Arsenal is "braced for a mass invasion" by thousands of "fanatical" Bundesliga side Cologne supporters. The German club has an allocation of 3,000 tickets for the Europa League opener at the Emirates Stadium on Thursday. But "there have been reports that as many as 20,000 are preparing to travel to London." Arsenal has "tried to close down opportunities for Germans to acquire tickets in the home end" (London DAILY MAIL, 9/12).

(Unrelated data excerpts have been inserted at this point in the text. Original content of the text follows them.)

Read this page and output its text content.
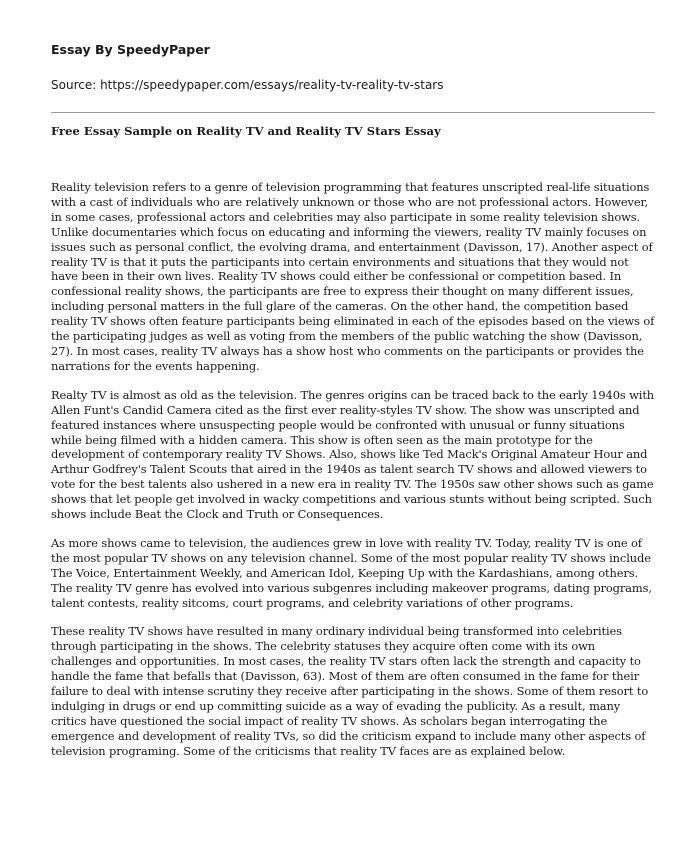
Essay By SpeedyPaper

Source: https://speedypaper.com/essays/reality-tv-reality-tv-stars

Free Essay Sample on Reality TV and Reality TV Stars Essay

Reality television refers to a genre of television programming that features unscripted real-life situations with a cast of individuals who are relatively unknown or those who are not professional actors. However, in some cases, professional actors and celebrities may also participate in some reality television shows. Unlike documentaries which focus on educating and informing the viewers, reality TV mainly focuses on issues such as personal conflict, the evolving drama, and entertainment (Davisson, 17). Another aspect of reality TV is that it puts the participants into certain environments and situations that they would not have been in their own lives. Reality TV shows could either be confessional or competition based. In confessional reality shows, the participants are free to express their thought on many different issues, including personal matters in the full glare of the cameras. On the other hand, the competition based reality TV shows often feature participants being eliminated in each of the episodes based on the views of the participating judges as well as voting from the members of the public watching the show (Davisson, 27). In most cases, reality TV always has a show host who comments on the participants or provides the narrations for the events happening.

Realty TV is almost as old as the television. The genres origins can be traced back to the early 1940s with Allen Funt's Candid Camera cited as the first ever reality-styles TV show. The show was unscripted and featured instances where unsuspecting people would be confronted with unusual or funny situations while being filmed with a hidden camera. This show is often seen as the main prototype for the development of contemporary reality TV Shows. Also, shows like Ted Mack's Original Amateur Hour and Arthur Godfrey's Talent Scouts that aired in the 1940s as talent search TV shows and allowed viewers to vote for the best talents also ushered in a new era in reality TV. The 1950s saw other shows such as game shows that let people get involved in wacky competitions and various stunts without being scripted. Such shows include Beat the Clock and Truth or Consequences.

As more shows came to television, the audiences grew in love with reality TV. Today, reality TV is one of the most popular TV shows on any television channel. Some of the most popular reality TV shows include The Voice, Entertainment Weekly, and American Idol, Keeping Up with the Kardashians, among others. The reality TV genre has evolved into various subgenres including makeover programs, dating programs, talent contests, reality sitcoms, court programs, and celebrity variations of other programs.

These reality TV shows have resulted in many ordinary individual being transformed into celebrities through participating in the shows. The celebrity statuses they acquire often come with its own challenges and opportunities. In most cases, the reality TV stars often lack the strength and capacity to handle the fame that befalls that (Davisson, 63). Most of them are often consumed in the fame for their failure to deal with intense scrutiny they receive after participating in the shows. Some of them resort to indulging in drugs or end up committing suicide as a way of evading the publicity. As a result, many critics have questioned the social impact of reality TV shows. As scholars began interrogating the emergence and development of reality TVs, so did the criticism expand to include many other aspects of television programing. Some of the criticisms that reality TV faces are as explained below.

South African football execs agreed that a 2018 World Cup qualifying match against Senegal should be replayed "on ethical and moral grounds." FIFA ordered the replay after the referee for the original game, Joseph Lamptey, was banned for manipulating the match. The South African FA "had been considering an appeal but now says it agrees" with FIFA (BBC, 9/12).
As Miguel Maduro, who was "axed as head of FIFA's governance committee last May during a purge of senior ethics watchdogs," prepared for his appearance before a British parliamentary committee on Tuesday, "it has come to light that both of FIFA's former ethics chiefs are also set to go public" to discuss their time at the organization and the "controversial circumstances of their removal." Maduro will be joined by Cornel Borbély and Hans-Joachim Eckert, the former heads of FIFA's ethics investigatory and adjudication bodies (INSIDE WORLD FOOTBALL, 9/12).
Tickets for the 2018 World Cup will go on sale on Thursday and will be sold in two phases, the first of which has an application period which runs from Sept. 14-Oct. 12. Fans can apply for individual match tickets, tickets for a specific venue or "ticket strips to follow the national team of their choice in this phase." The first phase then concludes with a period between Nov. 16 and Nov. 28 during which tickets "will be allocated on a first-come, first-served basis." The second phase has also been split. The first runs from Dec. 5-Jan. 31. From March 13 to April 3, tickets will be available on a first-come, first-served basis (REUTERS, 9/12).